Reliable navigation systems have always been essential for estimating both distance traveled and position. Some of the earliest type of navigation systems relied upon navigation by stars, or celestial navigation. Prior to the development of celestial navigation, navigation was done by “deduced” (or “dead”) reckoning. In dead-reckoning, the navigator finds his position by measuring the course and distance he has moved from some known point. Starting from a known point the navigator measures out his course and distance from that point. Each ending position would be the starting point for the next course-and-distance measurement.
In order for this method to work, the navigator needs a way to measure his course, and a way to measure the distance moved.

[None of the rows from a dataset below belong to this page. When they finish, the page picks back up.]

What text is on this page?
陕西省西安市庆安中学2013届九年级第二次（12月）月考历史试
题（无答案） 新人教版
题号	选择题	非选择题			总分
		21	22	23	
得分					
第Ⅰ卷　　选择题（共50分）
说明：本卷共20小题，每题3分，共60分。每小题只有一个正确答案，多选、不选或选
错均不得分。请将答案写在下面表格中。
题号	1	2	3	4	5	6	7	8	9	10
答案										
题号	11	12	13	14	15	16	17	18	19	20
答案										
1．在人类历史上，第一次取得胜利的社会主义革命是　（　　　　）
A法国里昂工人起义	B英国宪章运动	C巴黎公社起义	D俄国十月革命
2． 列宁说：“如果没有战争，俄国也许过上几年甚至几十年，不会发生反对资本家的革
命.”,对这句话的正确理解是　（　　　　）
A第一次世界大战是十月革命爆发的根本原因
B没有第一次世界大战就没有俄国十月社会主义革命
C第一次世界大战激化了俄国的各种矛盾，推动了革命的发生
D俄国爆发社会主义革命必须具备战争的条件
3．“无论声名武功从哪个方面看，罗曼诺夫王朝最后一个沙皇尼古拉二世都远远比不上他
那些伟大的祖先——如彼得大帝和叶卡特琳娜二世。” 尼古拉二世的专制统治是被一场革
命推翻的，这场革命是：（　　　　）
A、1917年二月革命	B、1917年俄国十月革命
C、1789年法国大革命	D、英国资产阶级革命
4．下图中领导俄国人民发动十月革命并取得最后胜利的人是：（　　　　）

Course is typically measured by a magnetic compass, although other methods, such as a heading gyroscope, could also be used. Distance is determined by a time and speed calculation: the navigator multiplied the speed of travel by the time traveled to get the distance. For a person traveling by foot, traditionally the distance measurement was computed by counting steps then multiplying the number of steps by the individuals average step length. This navigation system, however, is highly prone to errors, which when compounded can lead to highly inaccurate position and distance estimates.

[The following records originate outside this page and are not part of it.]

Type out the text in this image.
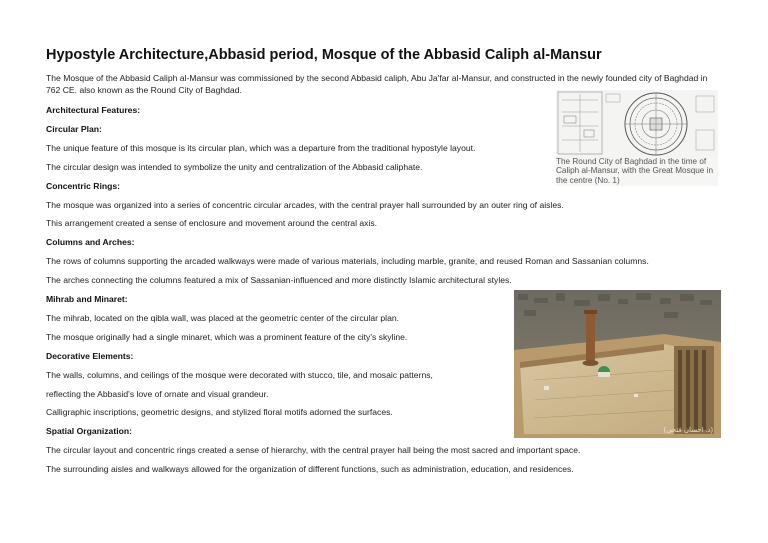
Hypostyle Architecture,Abbasid period, Mosque of the Abbasid Caliph al-Mansur

The Mosque of the Abbasid Caliph al-Mansur was commissioned by the second Abbasid caliph, Abu Ja'far al-Mansur, and constructed in the newly founded city of Baghdad in 762 CE. also known as the Round City of Baghdad.

Architectural Features:

Circular Plan:

The unique feature of this mosque is its circular plan, which was a departure from the traditional hypostyle layout.

The circular design was intended to symbolize the unity and centralization of the Abbasid caliphate.

Concentric Rings:

The mosque was organized into a series of concentric circular arcades, with the central prayer hall surrounded by an outer ring of aisles.

This arrangement created a sense of enclosure and movement around the central axis.

Columns and Arches:

The rows of columns supporting the arcaded walkways were made of various materials, including marble, granite, and reused Roman and Sassanian columns.

The arches connecting the columns featured a mix of Sassanian-influenced and more distinctly Islamic architectural styles.

Mihrab and Minaret:

The mihrab, located on the qibla wall, was placed at the geometric center of the circular plan.

The mosque originally had a single minaret, which was a prominent feature of the city's skyline.

Decorative Elements:

The walls, columns, and ceilings of the mosque were decorated with stucco, tile, and mosaic patterns,

reflecting the Abbasid's love of ornate and visual grandeur.

Calligraphic inscriptions, geometric designs, and stylized floral motifs adorned the surfaces.

Spatial Organization:

The circular layout and concentric rings created a sense of hierarchy, with the central prayer hall being the most sacred and important space.

The surrounding aisles and walkways allowed for the organization of different functions, such as administration, education, and residences.

The Round City of Baghdad in the time of Caliph al-Mansur, with the Great Mosque in the centre (No. 1)

(د. احسان فتحي)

An example of a more advanced navigation system is an inertial navigation system (INS). The basic INS consists of gyroscopes, accelerometers, a navigation computer, and a clock. Gyroscopes are instruments that sense angular rate. They are used to give the orientation of an object (for example: angles of roll, pitch, and yaw of an airplane). Accelerometers sense a linear change in rate (acceleration) along a given axis. Inertial navigation systems are particularly useful for an application where the trajectory of the vehicle or person does not maintain a fixed course or speed while traveling (i.e. high dynamics).
In one implementation of this embodiment, three mutually orthogonal gyroscopes and three mutually orthogonal accelerometers provide sensor data to the inertial navigation system. This accelerometer configuration provides three orthogonal acceleration components which can be vectorially summed. Combining the gyroscope-sensed orientation information with the summed accelerometer outputs yields the INS's total acceleration in 3D space. At each time-step of the system's clock, the navigation computer time integrates this quantity once to get the body's velocity vector. The velocity vector is then time integrated, yielding the position vector. These steps are continuously iterated throughout the navigation process.
Dead reckoning techniques can provide a better long-term solution; however, for best performance, these techniques require motion that is predictable (i.e., nearly constant step size and in a fixed direction relative to body orientation). Integrating traditional inertial navigation and dead reckoning techniques offers a solution to achieve optimal geographic location performance in the absence of GPS or other radio-frequency positioning aids.
Global Positioning System (GPS) is one of the most recent developments in navigation technology. GPS provides highly accurate estimates of position and distance traveled. GPS uses satellites to transmit signals to receivers on the ground. Each GPS satellite transmits data that indicates its location and the current time. All GPS satellites synchronize operations so that these repeating signals are transmitted at the same instant. The signals, moving at the speed of light, arrive at a GPS receiver at slightly different times because some satellites are farther away than others. The distance to the GPS satellites can be determined by estimating the amount of time it takes for their signals to reach the receiver. When the receiver estimates the distance to at least four GPS satellites, it can calculate its position in three dimensions.
When available, positioning aids such as GPS control navigation error growth. GPS receivers, however, require an unobstructed view of the sky, so they are used only outdoors and they often do not perform well within forested areas or near tall buildings. In these situations, an individual using a GPS is without an estimate speed and position.
The U.S. Pat. No. 6,522,266 entitled “NAVIGATION SYSTEM, METHOD AND SOFTWARE FOR FOOT TRAVEL” that issued on Feb. 18, 2003 describes a method of handling unusual motions (relative to walking) such as sidestepping, which can cause significant errors if the unusual motion is used for an extended period of time. U.S. Pat. No. 6,522,266 is also referred to here as the “the 266 patent” and is hereby incorporated herein by reference.
A need exists for a personal navigation system that defines and implements a step-time threshold to delineate types of motion, such as walking and running, and that generates and implements model parameters specific for each type of motion in order to provide an individual with estimates of position and distance traveled. It is also desirable for the personal navigation system to integrate the best navigation features of known navigation techniques with the step-time threshold and the model parameters specific for each type of motion regardless of variations in the step length for different types of motion, regardless of variations in the direction of the step, and regardless of the terrain over which they might travel.